Die Sammlung großer Datenmengen weckt aber nicht nur Begeisterung. Was steckt hinter den Bedenken?
Konkret geht es dabei etwa um den Datenschutz, den Schutz der Privatsphäre und die Frage, wer von der Erhebung individueller Gesundheitsdaten profitiert, auch wirtschaftlich. Persönliche Gesundheitsdaten sind sehr sensibel: Arbeitgeber oder Kranken- und Lebensversicherungen könnten bei Bekanntwerden von Krankheitsrisiken betroffene Menschen benachteiligen.
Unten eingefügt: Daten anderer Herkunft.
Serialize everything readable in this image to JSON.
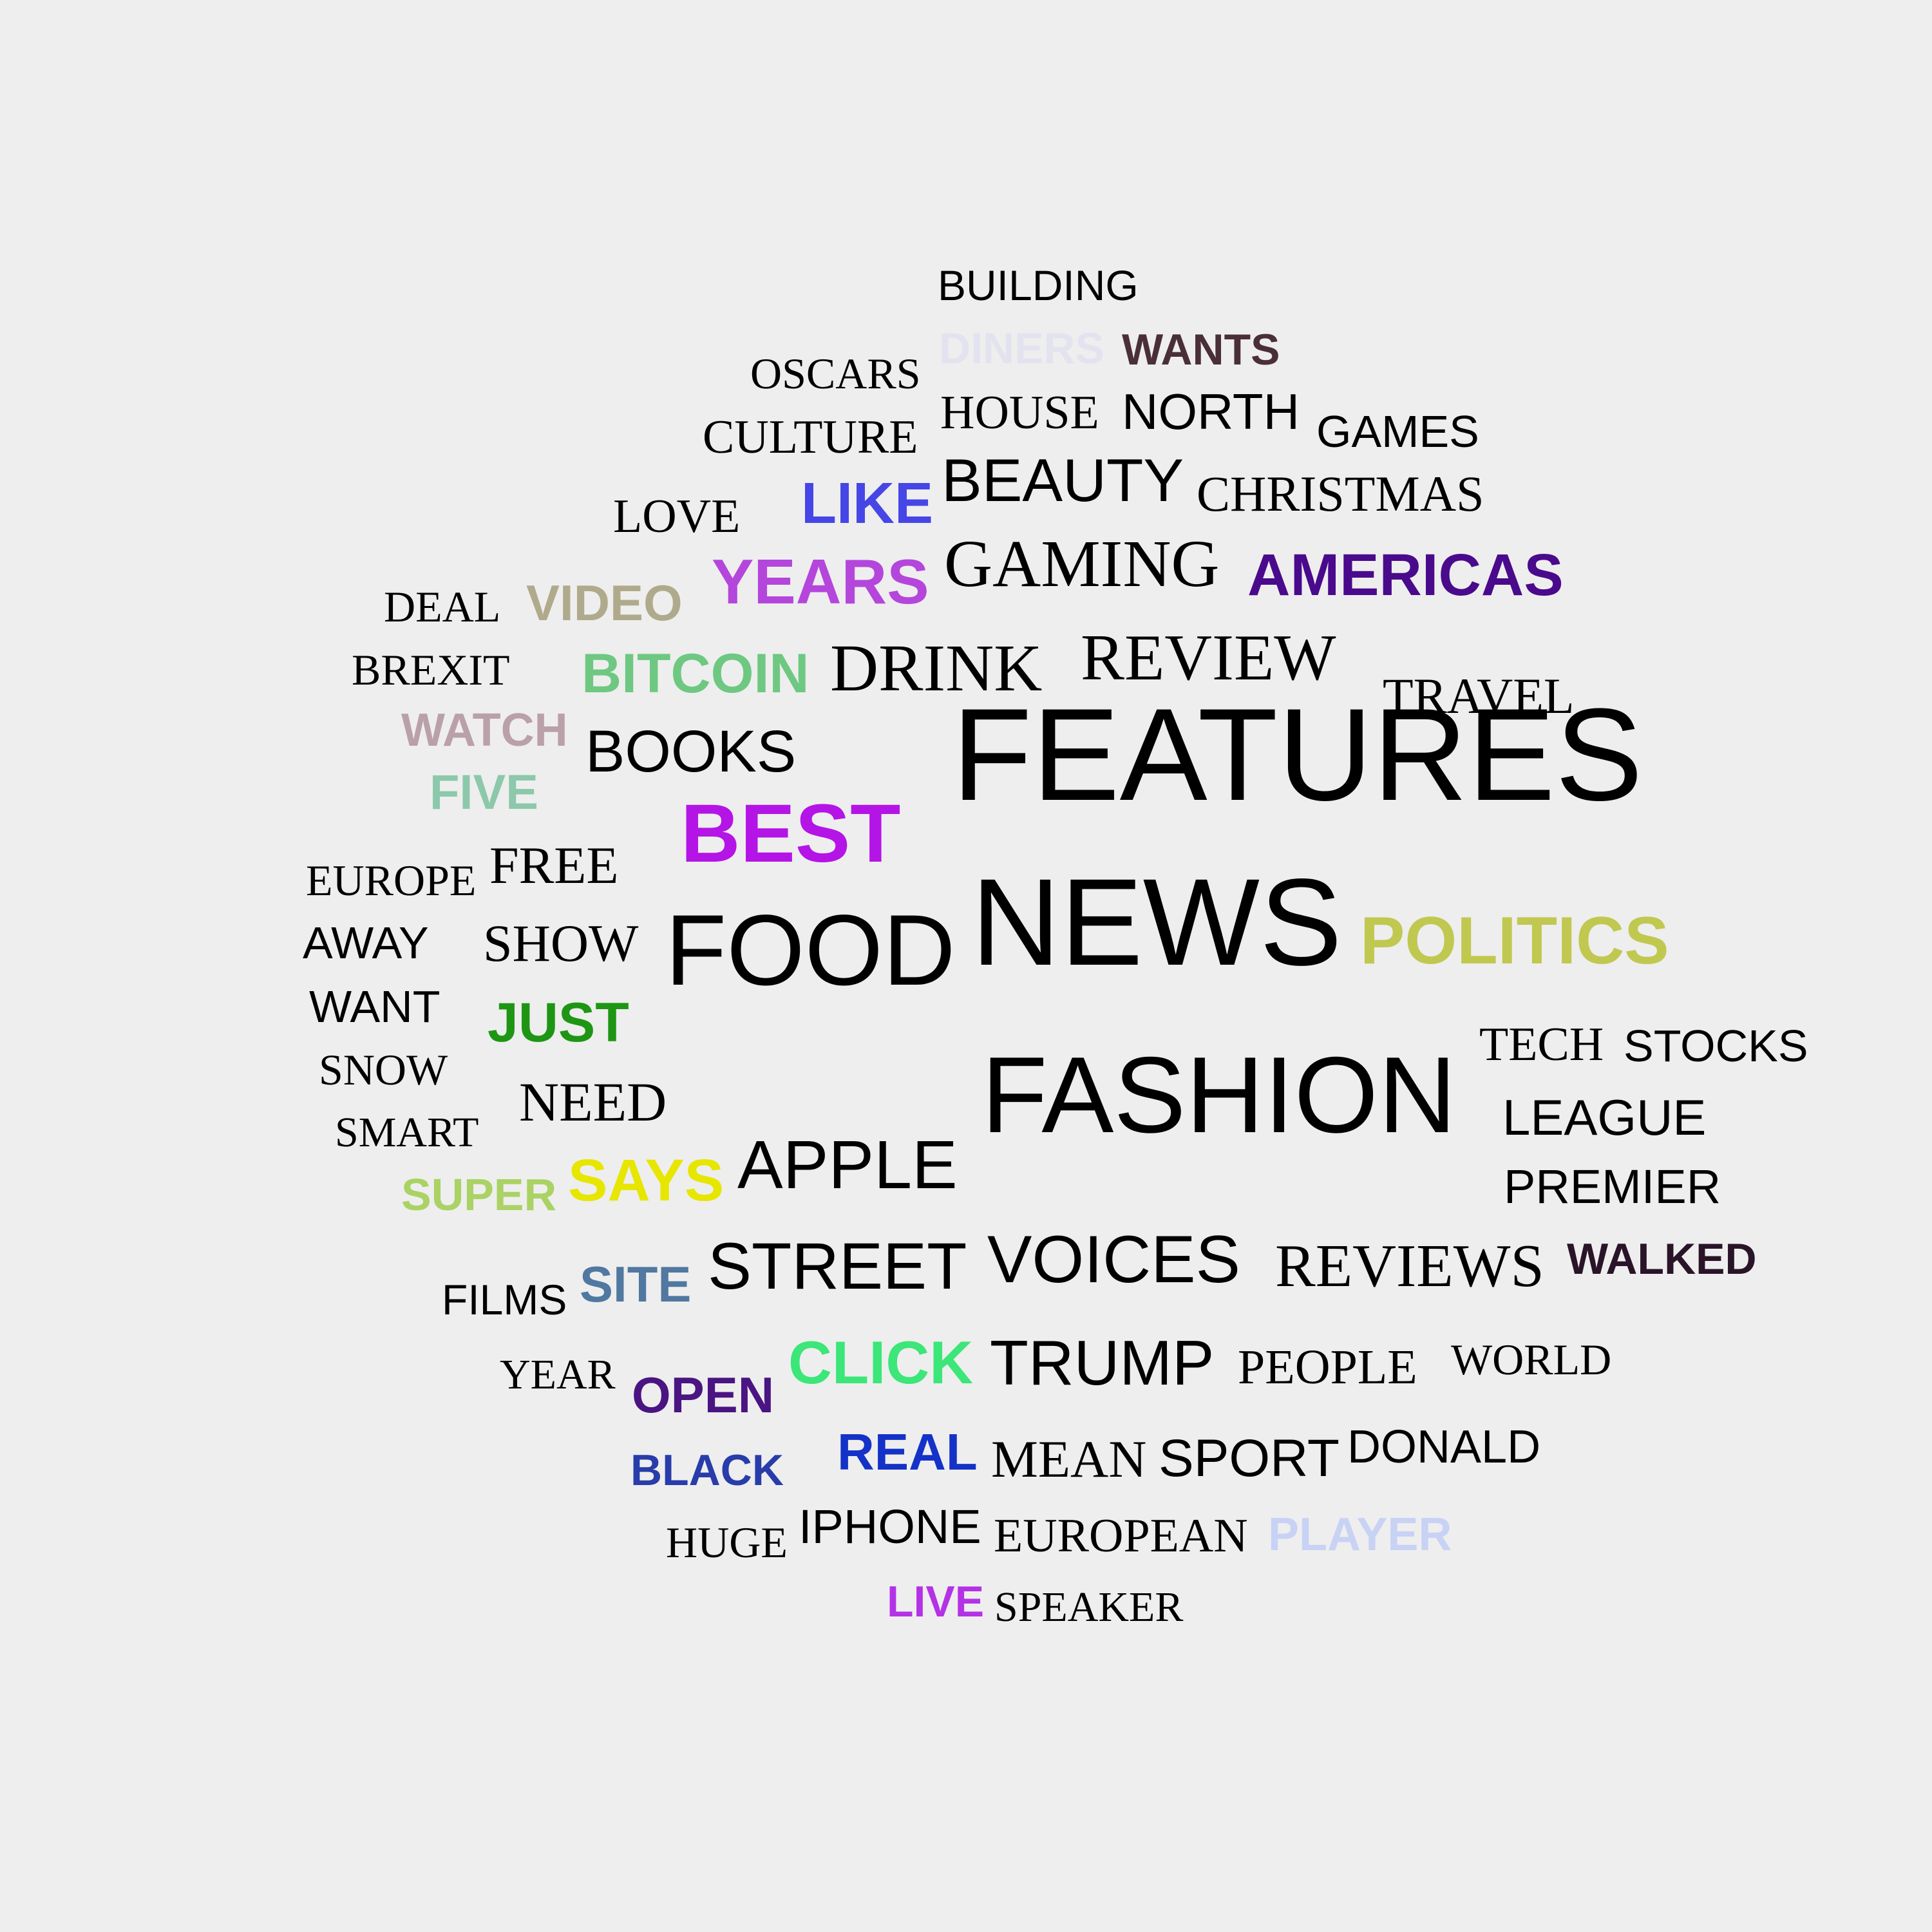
{
  "words": [
    {
      "text": "BUILDING",
      "color": "#000000"
    },
    {
      "text": "DINERS",
      "color": "#e3e3ef"
    },
    {
      "text": "WANTS",
      "color": "#4a2f38"
    },
    {
      "text": "OSCARS",
      "color": "#000000"
    },
    {
      "text": "HOUSE",
      "color": "#000000"
    },
    {
      "text": "NORTH",
      "color": "#000000"
    },
    {
      "text": "GAMES",
      "color": "#000000"
    },
    {
      "text": "CULTURE",
      "color": "#000000"
    },
    {
      "text": "BEAUTY",
      "color": "#000000"
    },
    {
      "text": "CHRISTMAS",
      "color": "#000000"
    },
    {
      "text": "LOVE",
      "color": "#000000"
    },
    {
      "text": "LIKE",
      "color": "#4646e6"
    },
    {
      "text": "GAMING",
      "color": "#000000"
    },
    {
      "text": "AMERICAS",
      "color": "#4a0a8c"
    },
    {
      "text": "YEARS",
      "color": "#b446dc"
    },
    {
      "text": "DEAL",
      "color": "#000000"
    },
    {
      "text": "VIDEO",
      "color": "#b0aa8c"
    },
    {
      "text": "BREXIT",
      "color": "#000000"
    },
    {
      "text": "BITCOIN",
      "color": "#6ec882"
    },
    {
      "text": "DRINK",
      "color": "#000000"
    },
    {
      "text": "REVIEW",
      "color": "#000000"
    },
    {
      "text": "TRAVEL",
      "color": "#000000"
    },
    {
      "text": "WATCH",
      "color": "#baa0a8"
    },
    {
      "text": "BOOKS",
      "color": "#000000"
    },
    {
      "text": "FEATURES",
      "color": "#000000"
    },
    {
      "text": "FIVE",
      "color": "#8cc8aa"
    },
    {
      "text": "BEST",
      "color": "#b414e6"
    },
    {
      "text": "EUROPE",
      "color": "#000000"
    },
    {
      "text": "FREE",
      "color": "#000000"
    },
    {
      "text": "NEWS",
      "color": "#000000"
    },
    {
      "text": "AWAY",
      "color": "#000000"
    },
    {
      "text": "SHOW",
      "color": "#000000"
    },
    {
      "text": "FOOD",
      "color": "#000000"
    },
    {
      "text": "POLITICS",
      "color": "#c0c850"
    },
    {
      "text": "WANT",
      "color": "#000000"
    },
    {
      "text": "JUST",
      "color": "#1e9614"
    },
    {
      "text": "TECH",
      "color": "#000000"
    },
    {
      "text": "STOCKS",
      "color": "#000000"
    },
    {
      "text": "SNOW",
      "color": "#000000"
    },
    {
      "text": "FASHION",
      "color": "#000000"
    },
    {
      "text": "NEED",
      "color": "#000000"
    },
    {
      "text": "LEAGUE",
      "color": "#000000"
    },
    {
      "text": "SMART",
      "color": "#000000"
    },
    {
      "text": "APPLE",
      "color": "#000000"
    },
    {
      "text": "SUPER",
      "color": "#aad264"
    },
    {
      "text": "SAYS",
      "color": "#e6e600"
    },
    {
      "text": "PREMIER",
      "color": "#000000"
    },
    {
      "text": "STREET",
      "color": "#000000"
    },
    {
      "text": "VOICES",
      "color": "#000000"
    },
    {
      "text": "REVIEWS",
      "color": "#000000"
    },
    {
      "text": "WALKED",
      "color": "#2a1428"
    },
    {
      "text": "FILMS",
      "color": "#000000"
    },
    {
      "text": "SITE",
      "color": "#5078a0"
    },
    {
      "text": "YEAR",
      "color": "#000000"
    },
    {
      "text": "OPEN",
      "color": "#4a1482"
    },
    {
      "text": "CLICK",
      "color": "#3ce678"
    },
    {
      "text": "TRUMP",
      "color": "#000000"
    },
    {
      "text": "PEOPLE",
      "color": "#000000"
    },
    {
      "text": "WORLD",
      "color": "#000000"
    },
    {
      "text": "BLACK",
      "color": "#283caa"
    },
    {
      "text": "REAL",
      "color": "#1432c8"
    },
    {
      "text": "MEAN",
      "color": "#000000"
    },
    {
      "text": "SPORT",
      "color": "#000000"
    },
    {
      "text": "DONALD",
      "color": "#000000"
    },
    {
      "text": "HUGE",
      "color": "#000000"
    },
    {
      "text": "IPHONE",
      "color": "#000000"
    },
    {
      "text": "EUROPEAN",
      "color": "#000000"
    },
    {
      "text": "PLAYER",
      "color": "#c8d2f5"
    },
    {
      "text": "LIVE",
      "color": "#b432e6"
    },
    {
      "text": "SPEAKER",
      "color": "#000000"
    }
  ]
}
Es gibt auch ethische Bedenken. Welche?
Beim Einsatz von KI stellt sich beispielsweise die Frage, wer Entscheidungen trifft: die Maschine oder der Mensch? Ist es ethisch, in sensiblen Fragen nach Leben und Tod auf eine Maschine zu hören? Wie kann künstliche Intelligenz programmiert werden, damit die Technik stets dem Menschen dient – und nicht etwa andersherum? Ethiker und Theologen fordern, dass KI im Gesundheitswesen nur als digitaler Helfer wirken darf. Die gültige Entscheidung über Diagnose und eine etwaige Therapie müsse weiterhin der Mensch, in diesem Fall der Arzt, treffen. Auch dürften automatisierte Systeme nicht die individuelle, persönliche Zuwendung ersetzen.